There is a wide variety of day trading styles. The "scalping" style is when trades are done in literally a few seconds, with a low level of gain per transaction. Investors using the "Trend" style hold on to their positions for minutes to hours, following the current market position to reach the desired upward tick levels. "Counter-Trend" traders go against the market position; for example, they may buy on days when the market is moving downward, while "Range" traders hold positions for just minutes while the market moves sideways.

Some investors stick to one style while others mix it up, depending on their overall goals and personalities. You should always have a basic strategy regarding your entry and exit price points to avoid ending up over your head financially. By setting limits, you can help to curb losses. As the saying goes, “Plan the trade and then trade the plan.”

What Markets Are Available?

You can day trade in various markets, including currencies, stocks, commodities, futures and options. Finding the right markets for you depends on several factors, such as your location, current financial situation and the trading system you want to use. At the beginning, your best bet may be a market that moves at a medium pace with low margin requirements, such as the EUR futures market and the mini Dow Jones futures market. Your margin is how much money you have deposited with the market with which to trade; some markets, such as The Gold 100 troy ounce futures market, require a margin in the $5,000-plus range. Margin requirements vary depending on your trading history, regulatory minimums (see FINRA below), and guidelines set by your brokerage firm or Future Commissions Merchant (FCM).

The Software Investment

Day traders use software to analyze risk and keep on top of news. Day trading software features vary by manufacturer but include market pattern recognition and applications that help the user perfect a trading system. Some programs have mobile access, broker integration to handle day trades directly, and back testing, which allows the user to test strategies on past events and see the potential results.

The right software for you depends on various factors, such as which brokerages you want to deal with and your interface preferences. Review more than one day trading software application before buying to ensure that you are getting what you need.

Pattern Day Traders

According to the Financial Industry Regulatory Authority (FINRA), a pattern day trader is a person who makes at least four day-trades in a five-business-day period if the trades total more than 6 percent of their trading activity on that margin account. A broker may also designate a person as a pattern day trader if they have reason to believe they will become one.

Since pattern day traders are exposed to heavy financial risk, FINRA places requirements and restrictions on those designated as such. For example, a pattern day trader can only trade on margin accounts and must have at least $25,000 in one. Consider your day trading activity carefully if you wish to avoid the pattern designation.

Know All the Risks Involved

All investments include some level of risk, but day trading is especially precarious at the start. According to the Securities and Exchange Commission, day traders incur substantial risk of financial loss, especially early in their experience curve, and there is no guarantee of profit, no matter how much time is invested.

Consequently, only day trade what you can afford to lose, and avoid using money you need for living expenses. If you are borrowing from a firm as part of your trading activities, make sure that you fully understand the rules and the associated margin call; you must be aware of what will trigger the demand for you to deposit further cash or securities to cover possible losses. For those new to day trading, using the margin is not advisable until you have a lot of practice.

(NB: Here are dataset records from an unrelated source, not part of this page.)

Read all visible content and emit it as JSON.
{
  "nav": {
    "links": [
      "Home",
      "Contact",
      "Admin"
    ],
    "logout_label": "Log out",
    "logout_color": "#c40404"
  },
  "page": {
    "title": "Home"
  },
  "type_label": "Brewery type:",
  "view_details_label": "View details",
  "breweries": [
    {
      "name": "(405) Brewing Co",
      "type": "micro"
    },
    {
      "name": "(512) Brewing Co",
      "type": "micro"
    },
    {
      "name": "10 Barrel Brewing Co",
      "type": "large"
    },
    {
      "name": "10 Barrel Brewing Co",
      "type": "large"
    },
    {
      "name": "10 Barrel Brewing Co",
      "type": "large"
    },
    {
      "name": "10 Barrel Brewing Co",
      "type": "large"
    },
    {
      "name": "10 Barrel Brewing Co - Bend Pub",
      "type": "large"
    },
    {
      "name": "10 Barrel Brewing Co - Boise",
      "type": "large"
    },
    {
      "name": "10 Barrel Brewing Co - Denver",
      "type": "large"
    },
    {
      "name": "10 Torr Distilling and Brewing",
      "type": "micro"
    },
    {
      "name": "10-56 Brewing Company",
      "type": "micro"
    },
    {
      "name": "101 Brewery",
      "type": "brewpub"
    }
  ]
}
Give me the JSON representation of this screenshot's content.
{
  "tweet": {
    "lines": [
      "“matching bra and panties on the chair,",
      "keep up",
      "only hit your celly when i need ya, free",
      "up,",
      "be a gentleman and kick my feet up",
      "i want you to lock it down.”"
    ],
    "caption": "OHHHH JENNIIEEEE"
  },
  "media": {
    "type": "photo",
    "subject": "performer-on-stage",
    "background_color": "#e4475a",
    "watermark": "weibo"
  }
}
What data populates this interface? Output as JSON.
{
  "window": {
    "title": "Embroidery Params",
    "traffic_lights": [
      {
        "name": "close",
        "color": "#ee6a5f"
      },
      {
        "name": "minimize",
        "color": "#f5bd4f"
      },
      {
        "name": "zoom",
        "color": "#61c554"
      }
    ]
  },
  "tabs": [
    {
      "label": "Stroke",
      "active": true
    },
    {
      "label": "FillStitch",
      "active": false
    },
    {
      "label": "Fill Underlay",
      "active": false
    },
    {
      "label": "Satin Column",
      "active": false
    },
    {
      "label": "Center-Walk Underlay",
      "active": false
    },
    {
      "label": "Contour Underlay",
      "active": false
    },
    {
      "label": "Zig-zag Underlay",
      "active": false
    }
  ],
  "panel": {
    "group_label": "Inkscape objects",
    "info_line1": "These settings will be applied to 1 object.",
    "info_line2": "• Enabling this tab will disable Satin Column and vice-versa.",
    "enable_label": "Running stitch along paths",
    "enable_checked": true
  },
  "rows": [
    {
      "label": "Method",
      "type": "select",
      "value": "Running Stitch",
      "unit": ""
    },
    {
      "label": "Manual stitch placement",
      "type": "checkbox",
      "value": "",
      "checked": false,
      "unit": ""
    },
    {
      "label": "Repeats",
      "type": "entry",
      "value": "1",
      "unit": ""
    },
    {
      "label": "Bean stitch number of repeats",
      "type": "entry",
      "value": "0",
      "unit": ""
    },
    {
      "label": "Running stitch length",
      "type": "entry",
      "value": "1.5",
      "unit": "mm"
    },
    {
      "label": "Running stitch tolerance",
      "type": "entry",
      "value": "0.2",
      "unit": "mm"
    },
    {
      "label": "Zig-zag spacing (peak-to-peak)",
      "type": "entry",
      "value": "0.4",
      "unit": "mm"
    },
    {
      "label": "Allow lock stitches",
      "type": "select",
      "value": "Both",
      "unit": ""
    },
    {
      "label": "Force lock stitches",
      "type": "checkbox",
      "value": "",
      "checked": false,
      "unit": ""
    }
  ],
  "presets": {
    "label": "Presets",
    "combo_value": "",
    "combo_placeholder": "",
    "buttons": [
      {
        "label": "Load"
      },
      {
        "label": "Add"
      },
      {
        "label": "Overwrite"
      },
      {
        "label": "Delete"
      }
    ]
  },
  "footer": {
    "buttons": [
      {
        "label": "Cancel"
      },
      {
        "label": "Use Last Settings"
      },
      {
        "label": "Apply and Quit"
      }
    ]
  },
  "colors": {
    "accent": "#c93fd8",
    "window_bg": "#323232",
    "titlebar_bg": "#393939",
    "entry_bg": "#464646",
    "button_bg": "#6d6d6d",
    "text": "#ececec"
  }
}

Research any firms you want to use thoroughly before engaging, and be wary of companies or individuals advertising guaranteed or quick profits from day trading. Even educational courses on day trading may be influenced by the presenter's personal interests, so double-check information that you receive.

If you are still unsure as to whether day trading is for you, try a free simulation of the activity. A sim will give you an idea of the hectic pace of day trading and a chance to try out different methods before putting down real money.